Резкие порывы ветра трепали черные непокорные волосы Конана. Он стоял, выпрямившись во весь рост, как статуя древнего героя. Киммериец не мог пошевелить даже пальцем и старался не смотреть на ноги, которые, как это уже было однажды на берегу Джаиха, вновь сковало ледяным панцирем, медленно и неумолимо ползущим вверх.
— Стань льдом, киммериец! — прошипел Король-Змей, и кобры, плясавшие в его глазах, казалось, готовы были выпрыгнуть из неподвижных зрачков и излить свой яд.
Раскатистый хохот прозвучал ему в ответ.
— Наслаждайся, гад!— резко бросил ему киммериец.— Я умру улыбаясь. Пусть я освободил тебя от оков Зеленого Саркофага, но я дал свободу и Духу Огня. Ты вызвал Тиамат из бездны Апсу, а Дух Огня — Мардука с Девятого Неба! Великое Равновесие сохранено, и совесть моя чиста! Но она была бы еще чище, если б я смог превратить тебя в кучку пепла, змеиный выродок!
— И не надейся, человечек!— Улыбка Каххи источала тысячи тысяч змей.— На этой скале ты умрешь.
— Еще неизвестно, кто найдет здесь свою смерть!— прозвучал голос Йолчи.
Белый шар, появившийся на вершине, рассыпался, и с мечами в руках выскочили волшебник, Таргитай, Кайрат Одноглазый и Бортэ, которые тут же вступили в ожесточенную схватку с грифами. Haaг продолжал злорадно хохотать наблюдая за ходом сражения. Но улыбка его мгновенно погасла, когда Йолчи выкрикну слова древнего заклинания. Конан почувствовал, как сотня иголочек покалывают его ноги — к ним возвратилась чувствительность. Чары наага больше не действовали, а значит, у варвара в руках снова были Молнии Митры.

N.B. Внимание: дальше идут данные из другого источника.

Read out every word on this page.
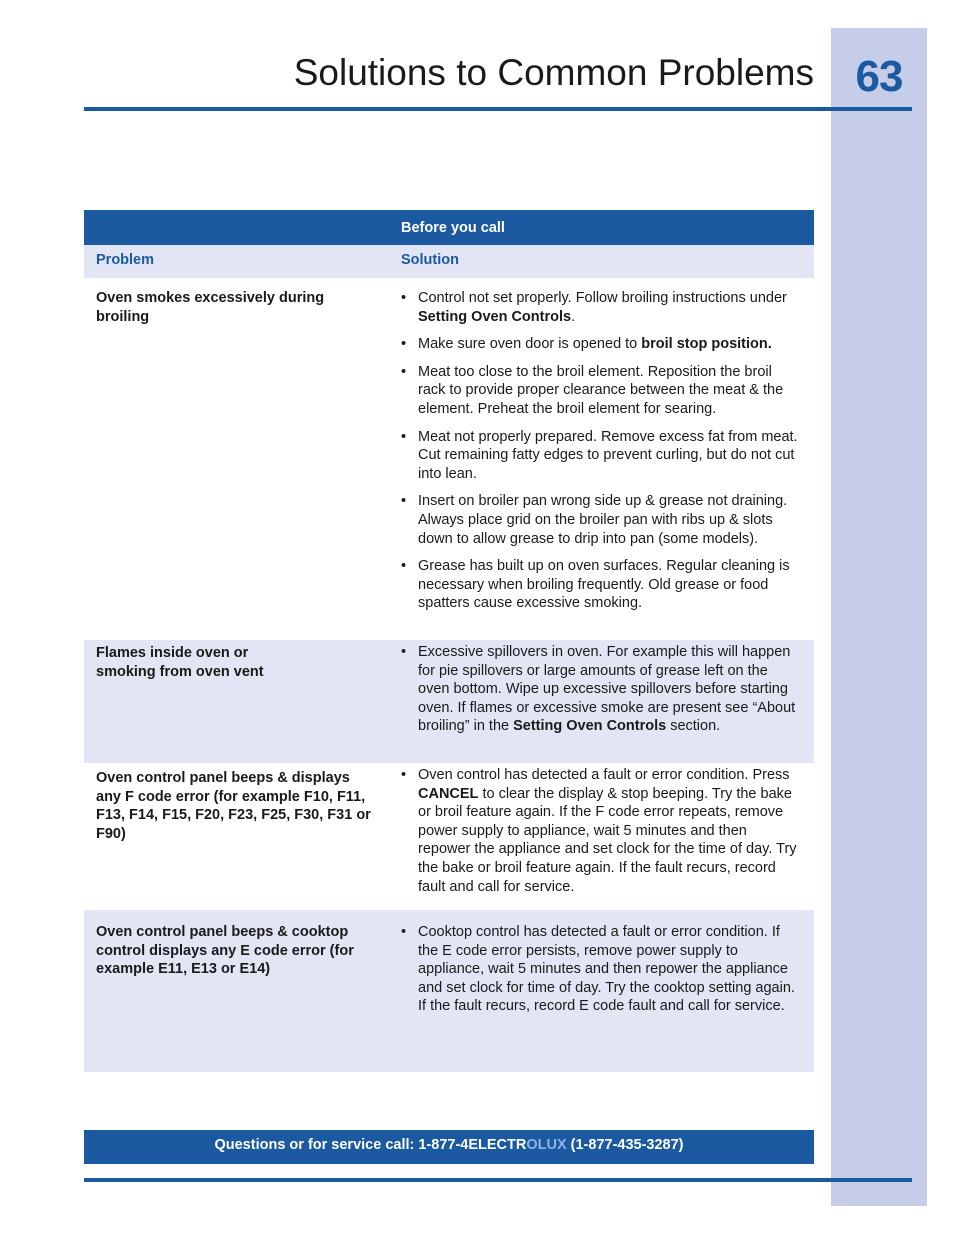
63
Solutions to Common Problems
Before you call
Problem	Solution
Oven smokes excessively during broiling
• Control not set properly. Follow broiling instructions under Setting Oven Controls.
• Make sure oven door is opened to broil stop position.
• Meat too close to the broil element. Reposition the broil rack to provide proper clearance between the meat & the element. Preheat the broil element for searing.
• Meat not properly prepared. Remove excess fat from meat. Cut remaining fatty edges to prevent curling, but do not cut into lean.
• Insert on broiler pan wrong side up & grease not draining. Always place grid on the broiler pan with ribs up & slots down to allow grease to drip into pan (some models).
• Grease has built up on oven surfaces. Regular cleaning is necessary when broiling frequently. Old grease or food spatters cause excessive smoking.
Flames inside oven or
smoking from oven vent
• Excessive spillovers in oven. For example this will happen for pie spillovers or large amounts of grease left on the oven bottom. Wipe up excessive spillovers before starting oven. If flames or excessive smoke are present see “About broiling” in the Setting Oven Controls section.
Oven control panel beeps & displays any F code error (for example F10, F11, F13, F14, F15, F20, F23, F25, F30, F31 or F90)
• Oven control has detected a fault or error condition. Press CANCEL to clear the display & stop beeping. Try the bake or broil feature again. If the F code error repeats, remove power supply to appliance, wait 5 minutes and then repower the appliance and set clock for the time of day. Try the bake or broil feature again. If the fault recurs, record fault and call for service.
Oven control panel beeps & cooktop control displays any E code error (for example E11, E13 or E14)
• Cooktop control has detected a fault or error condition. If the E code error persists, remove power supply to appliance, wait 5 minutes and then repower the appliance and set clock for time of day. Try the cooktop setting again. If the fault recurs, record E code fault and call for service.
Questions or for service call: 1-877-4ELECTROLUX (1-877-435-3287)
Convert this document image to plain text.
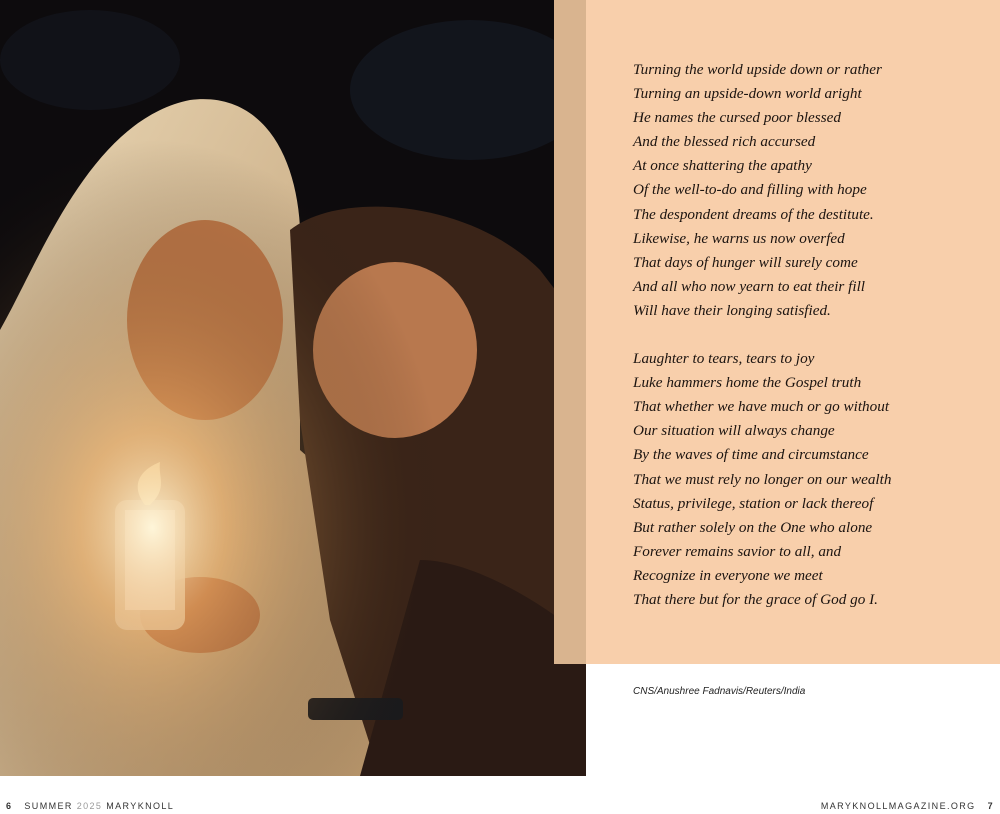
Turning the world upside down or rather
Turning an upside-down world aright
He names the cursed poor blessed
And the blessed rich accursed
At once shattering the apathy
Of the well-to-do and filling with hope
The despondent dreams of the destitute.
Likewise, he warns us now overfed
That days of hunger will surely come
And all who now yearn to eat their fill
Will have their longing satisfied.
Laughter to tears, tears to joy
Luke hammers home the Gospel truth
That whether we have much or go without
Our situation will always change
By the waves of time and circumstance
That we must rely no longer on our wealth
Status, privilege, station or lack thereof
But rather solely on the One who alone
Forever remains savior to all, and
Recognize in everyone we meet
That there but for the grace of God go I.
CNS/Anushree Fadnavis/Reuters/India
6 SUMMER 2025 MARYKNOLL	MARYKNOLLMAGAZINE.ORG 7
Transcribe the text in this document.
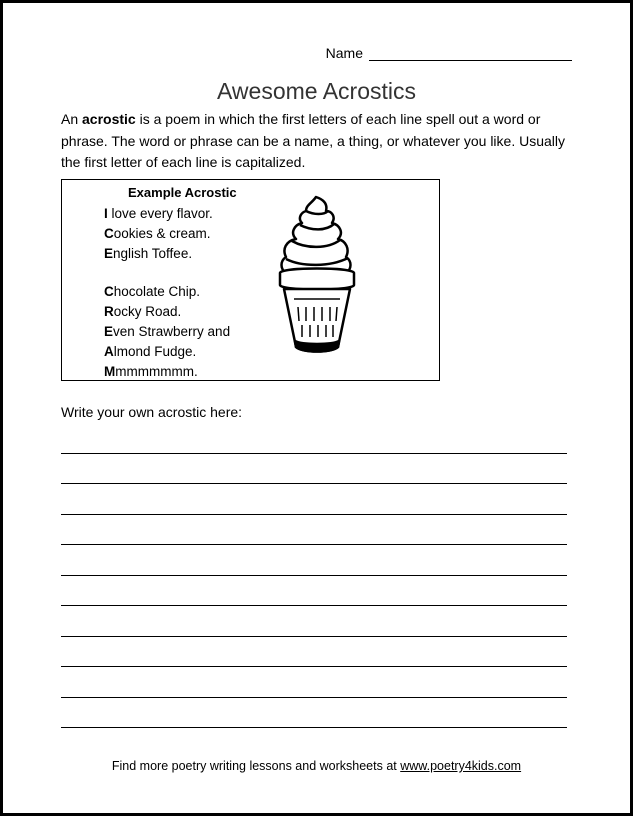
Name
Awesome Acrostics
An acrostic is a poem in which the first letters of each line spell out a word or phrase. The word or phrase can be a name, a thing, or whatever you like. Usually the first letter of each line is capitalized.
Example Acrostic
I love every flavor.
Cookies & cream.
English Toffee.
Chocolate Chip.
Rocky Road.
Even Strawberry and
Almond Fudge.
Mmmmmmmm.
Write your own acrostic here:
Find more poetry writing lessons and worksheets at www.poetry4kids.com
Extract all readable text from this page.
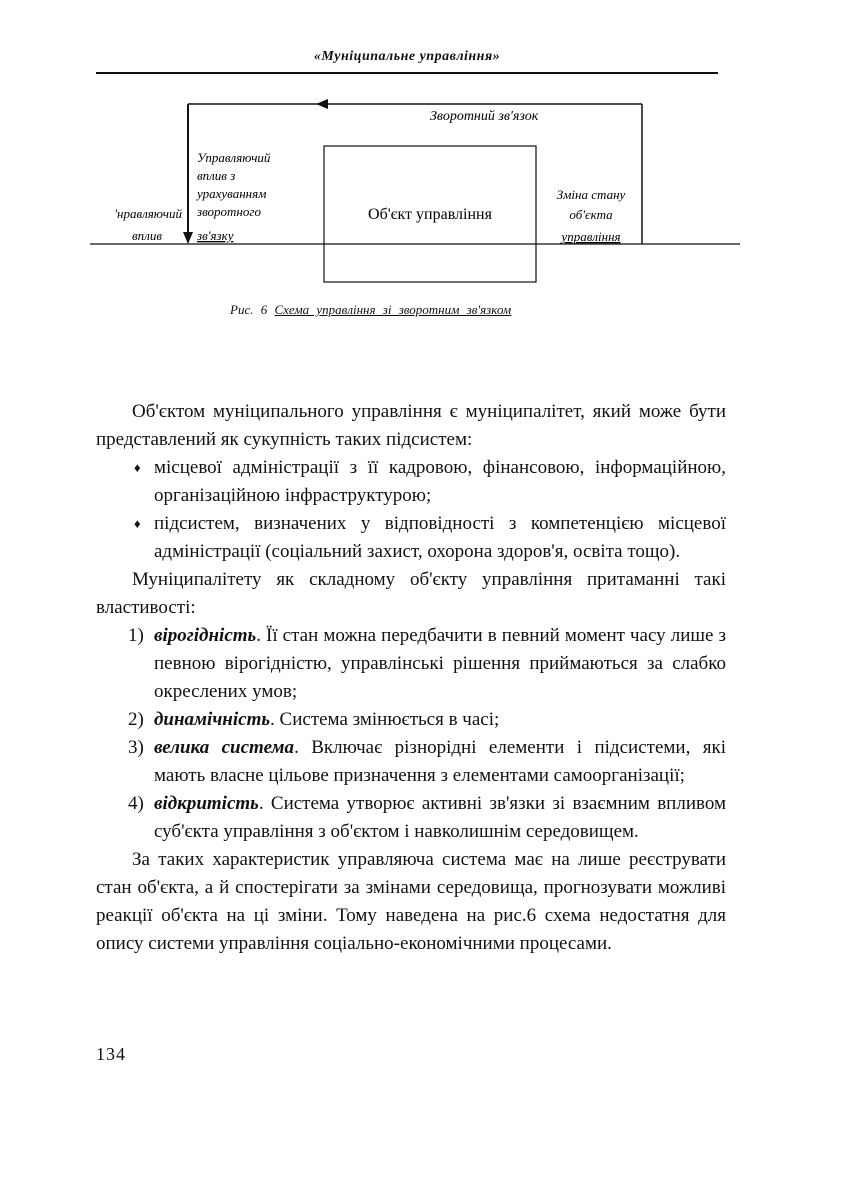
«Муніципальне управління»
Зворотний зв'язок
Управляючий
вплив з
урахуванням
зворотного
зв'язку
'нравляючий
вплив
Об'єкт управління
Зміна стану
об'єкта
управління
Рис. 6 Схема управління зі зворотним зв'язком

Об'єктом муніципального управління є муніципалітет, який може бути представлений як сукупність таких підсистем:

♦ місцевої адміністрації з її кадровою, фінансовою, інформаційною, організаційною інфраструктурою;
♦ підсистем, визначених у відповідності з компетенцією місцевої адміністрації (соціальний захист, охорона здоров'я, освіта тощо).

Муніципалітету як складному об'єкту управління притаманні такі властивості:

1) вірогідність. Її стан можна передбачити в певний момент часу лише з певною вірогідністю, управлінські рішення приймаються за слабко окреслених умов;
2) динамічність. Система змінюється в часі;
3) велика система. Включає різнорідні елементи і підсистеми, які мають власне цільове призначення з елементами самоорганізації;
4) відкритість. Система утворює активні зв'язки зі взаємним впливом суб'єкта управління з об'єктом і навколишнім середовищем.

За таких характеристик управляюча система має на лише реєструвати стан об'єкта, а й спостерігати за змінами середовища, прогнозувати можливі реакції об'єкта на ці зміни. Тому наведена на рис.6 схема недостатня для опису системи управління соціально-економічними процесами.

134
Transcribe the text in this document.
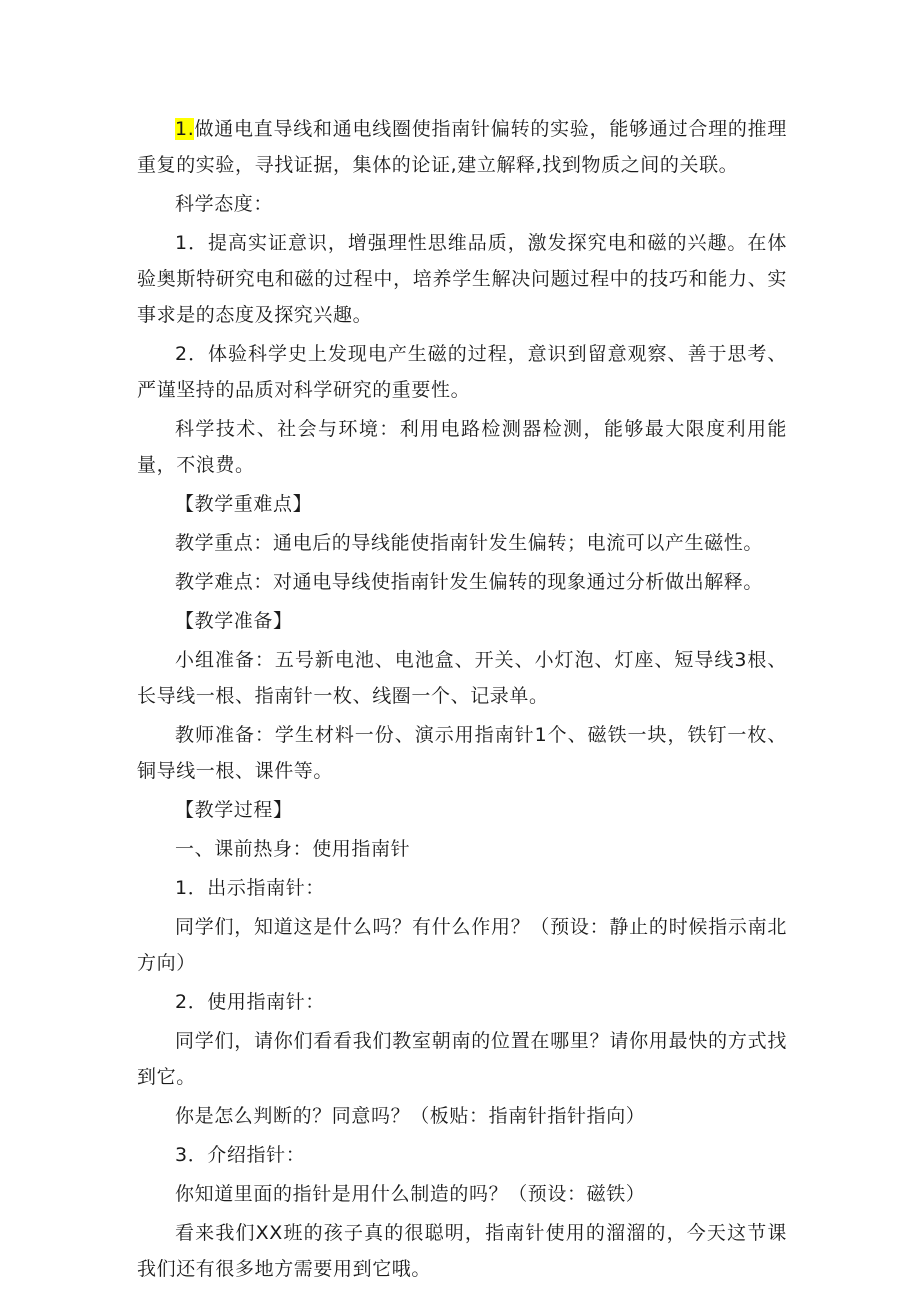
1.做通电直导线和通电线圈使指南针偏转的实验，能够通过合理的推理重复的实验，寻找证据，集体的论证,建立解释,找到物质之间的关联。

科学态度：

1．提高实证意识，增强理性思维品质，激发探究电和磁的兴趣。在体验奥斯特研究电和磁的过程中，培养学生解决问题过程中的技巧和能力、实事求是的态度及探究兴趣。

2．体验科学史上发现电产生磁的过程，意识到留意观察、善于思考、严谨坚持的品质对科学研究的重要性。

科学技术、社会与环境：利用电路检测器检测，能够最大限度利用能量，不浪费。

【教学重难点】

教学重点：通电后的导线能使指南针发生偏转；电流可以产生磁性。

教学难点：对通电导线使指南针发生偏转的现象通过分析做出解释。

【教学准备】

小组准备：五号新电池、电池盒、开关、小灯泡、灯座、短导线3根、长导线一根、指南针一枚、线圈一个、记录单。

教师准备：学生材料一份、演示用指南针1个、磁铁一块，铁钉一枚、铜导线一根、课件等。

【教学过程】

一、课前热身：使用指南针

1．出示指南针：

同学们，知道这是什么吗？有什么作用？（预设：静止的时候指示南北方向）

2．使用指南针：

同学们，请你们看看我们教室朝南的位置在哪里？请你用最快的方式找到它。

你是怎么判断的？同意吗？（板贴：指南针指针指向）

3．介绍指针：

你知道里面的指针是用什么制造的吗？（预设：磁铁）

看来我们XX班的孩子真的很聪明，指南针使用的溜溜的，今天这节课我们还有很多地方需要用到它哦。
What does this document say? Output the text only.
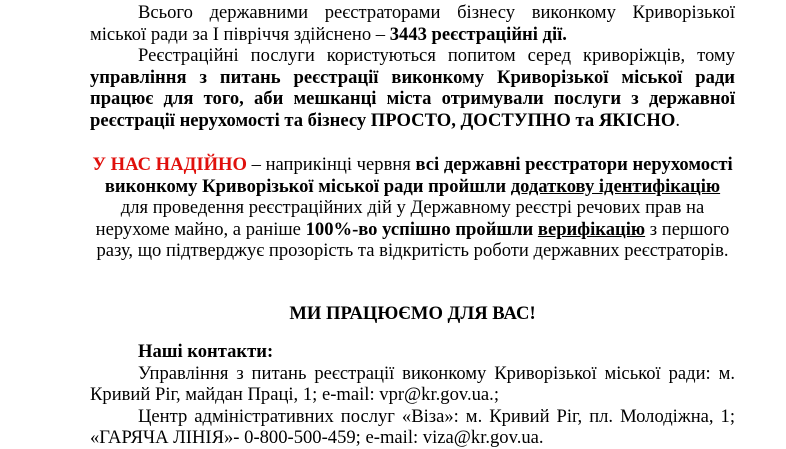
Всього державними реєстраторами бізнесу виконкому Криворізької міської ради за І півріччя здійснено – 3443 реєстраційні дії.

Реєстраційні послуги користуються попитом серед криворіжців, тому управління з питань реєстрації виконкому Криворізької міської ради працює для того, аби мешканці міста отримували послуги з державної реєстрації нерухомості та бізнесу ПРОСТО, ДОСТУПНО та ЯКІСНО.

У НАС НАДІЙНО – наприкінці червня всі державні реєстратори нерухомості виконкому Криворізької міської ради пройшли додаткову ідентифікацію для проведення реєстраційних дій у Державному реєстрі речових прав на нерухоме майно, а раніше 100%-во успішно пройшли верифікацію з першого разу, що підтверджує прозорість та відкритість роботи державних реєстраторів.

МИ ПРАЦЮЄМО ДЛЯ ВАС!

Наші контакти:

Управління з питань реєстрації виконкому Криворізької міської ради: м. Кривий Ріг, майдан Праці, 1; e-mail: vpr@kr.gov.ua.;

Центр адміністративних послуг «Віза»: м. Кривий Ріг, пл. Молодіжна, 1; «ГАРЯЧА ЛІНІЯ»- 0-800-500-459; e-mail: viza@kr.gov.ua.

— Кром и Митра!— вздохнул киммериец.
Через миг исход сражения стал ясен. Молнии одного за другим поражали грифов, оставляя от них лишь горстки пепла. Конан взглянул на перекошенное от ужаса лицо Заркума, в его расширенные безумные глаза и сплюнул: на такого жаль тратить молниюl Таргитай твердой рукой отстранил Конана.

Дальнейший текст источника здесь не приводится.